The UK market for certified fair trade products has grown by around 40 per cent every year for the last five years, according to the Foundation. Market value reached £140m in 2004.
It added that the most recent survey by MORI showed that half of Britain's adults claim to recognise the green, blue and black of the Fairtrade logo.
Lamb assured that this mark, certified by the Fairtrade Foundation, is the "only independent guarantee that disadvantaged producers in developing countries have received a better deal". The mark is based on criteria developed by the Fairtrade Labelling Organisations International.
Lamb added that the move by Nestlé now "throws the challenge to other major coffee companies not yet doing fair trade". Fair trade options are already available at Britain's leading coffeehouses Costa Coffee and Starbuck's.
Nescafé Partners' Blend will be sold at all major retailers and at a number of public sector outlets across the UK from mid-October. The retail price is expected to be around £2.69 for 100g.
The UK's third biggest retailer, Sainsbury's, is currently selling Nescafé Original at around £1.77 for 100g. As for own-label, the UK's Co-op retailer sells its Fairtrade Gold Roast Coffee for around £3.19 for 200g.

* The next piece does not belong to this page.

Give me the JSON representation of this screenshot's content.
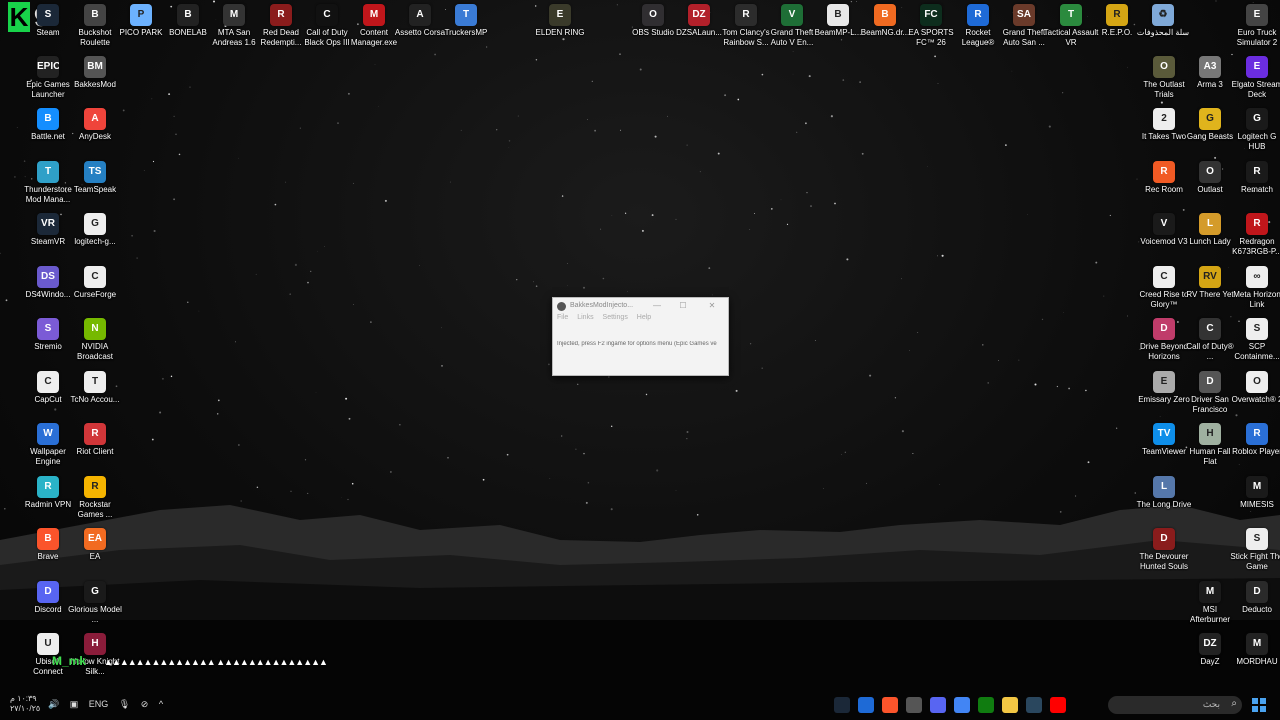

Lamb said she expected "the addition of Nescafé Partners' Blend to bring a new wave of coffee drinkers to fair trade, bringing more opportunities to more farmers in more countries".
Nestlé will also be hoping that the move into fair trade can boost its image among certain sections of Britain's consumers. A number of students' unions at universities across the country have supported a boycott of Nestlé products due to alleged unethical actions by the firm in the developing world.